私は日常的に化粧をします。化粧品を見たり、化粧品についての記事を読むのもすきです。
毎季、色とりどりの広告とともに、新製品が次から次へと発売されていきます。機械と一緒。しかも化粧品や薬は直接に水と触れ合って存在しています。
すてきなイメージが波のようにざぶざぶと押し寄せてくる。私たち女性はそれにさらされ、欠点を指摘され、後ろめたさを植えつけられています。
最近はそれに対抗して「ナチュラルコスメ」という逃げ場がつくられていますね。
ケミカルからノンケミカルへ。合成物質を敵とし、自然のものからつくられることを重視する。
そういう新しい市場ができています。
まだそれほど選択肢も少なく、価格が高く、本当の「ナチュラル」なものと偽の「ナチュラル」が混在する「ナチュラルコスメ」分野ですが、これからそうした好みを持つ人は増えていくのかなと思います。

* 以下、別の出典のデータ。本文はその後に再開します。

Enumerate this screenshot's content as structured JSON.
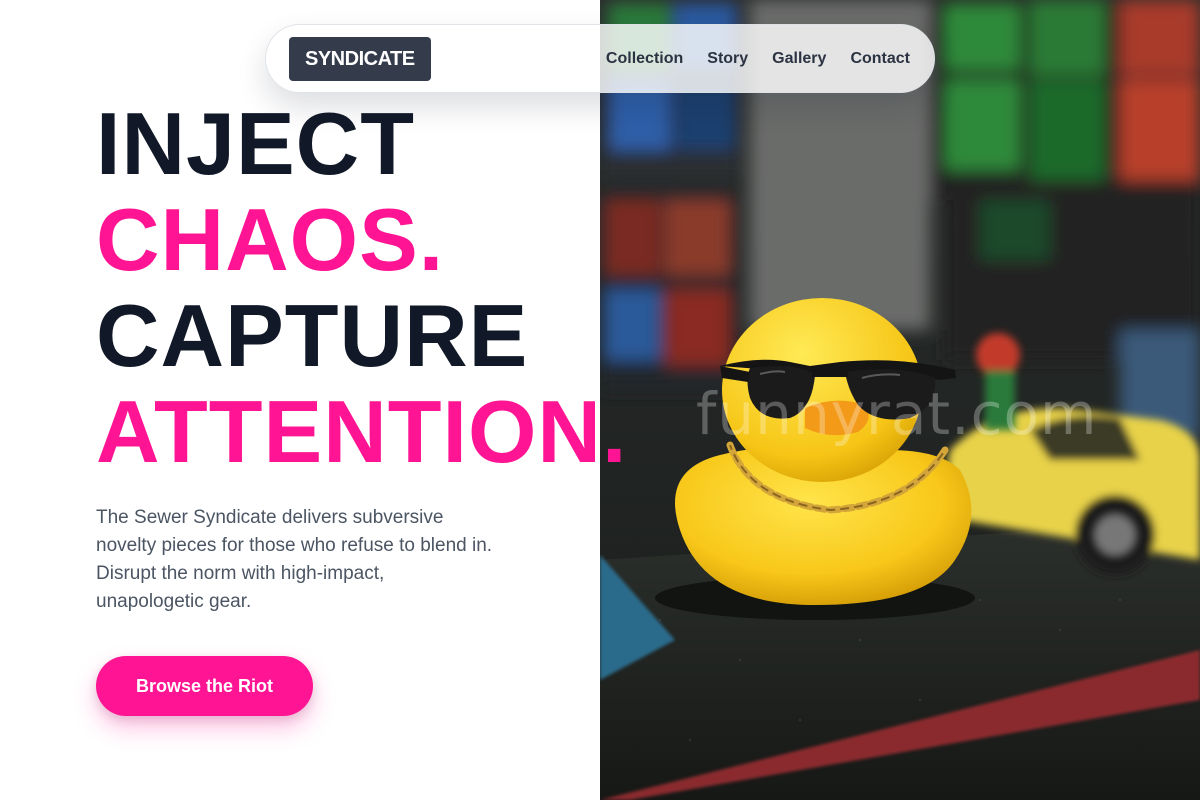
{
  "nav": {
    "brand": "SYNDICATE",
    "links": [
      "Collection",
      "Story",
      "Gallery",
      "Contact"
    ]
  },
  "hero": {
    "headline_lines": [
      {
        "text": "INJECT",
        "color": "#111827"
      },
      {
        "text": "CHAOS.",
        "color": "#ff1493"
      },
      {
        "text": "CAPTURE",
        "color": "#111827"
      },
      {
        "text": "ATTENTION.",
        "color": "#ff1493"
      }
    ],
    "description": "The Sewer Syndicate delivers subversive novelty pieces for those who refuse to blend in. Disrupt the norm with high-impact, unapologetic gear.",
    "cta_label": "Browse the Riot"
  },
  "image": {
    "subject": "yellow rubber duck wearing sunglasses and a gold chain beside a toy car",
    "watermark": "funnyrat.com"
  },
  "colors": {
    "accent": "#ff1493",
    "dark_text": "#111827",
    "body_text": "#4b5563",
    "brand_bg": "#343c4c"
  }
}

ちなみに私は『うさぎ!』以前からそのナチュラルコスメのほうへ意識が向いていたのですが、第5話を読んで、それがもし合成から逃げるためであるなら無意味なんだな、と思うようになりました。
よくよく考えて、逃げるためという理由のほかに、使っていていろんな意味で心地いいということに気づき、それなら少しは意味がある、と思い直しているところです。
あと、「女は若くなきゃダメ」について。
その通り、日本の化粧品業界の広告では「実年齢より10歳若く」とか「この化粧品を使ったこの女性、実は50歳」とか、年齢についての記述、多いですね。「マイナス5歳肌」とか、「肌年齢」とか。
実年齢より若い肌年齢だと、何がすてきなんでしょうね。
この「若く見られるとうれしい」は加齢そのものまで否定しているように聞こえて、違和感があります。この違和感も『うさぎ!』を読んで強まった感覚のひとつです。
さて、「水をめぐる戦い」について。
『うさぎ!』前の私にとってはその言葉は実感のないものでした。
水?水をめぐって戦う?水なんて勝ち取るようなものじゃない、そう思っていたのでした。
私の住む場所では、当たり前のように蛇口をひねれば出てくる水。それを灰色が狙っているなんて思いもしなかった。
平和を植えつけられてるから?新聞に書かれていないから?
このお話の最後の場面がとてもすてきです。なのでぜひ読んでみてくださいね。
ふっくらと、澄みわたった、きりっとした、景色。
恐怖やあざむきに気づいていたいと思う。自由な考えを持っていたいと、強く思う。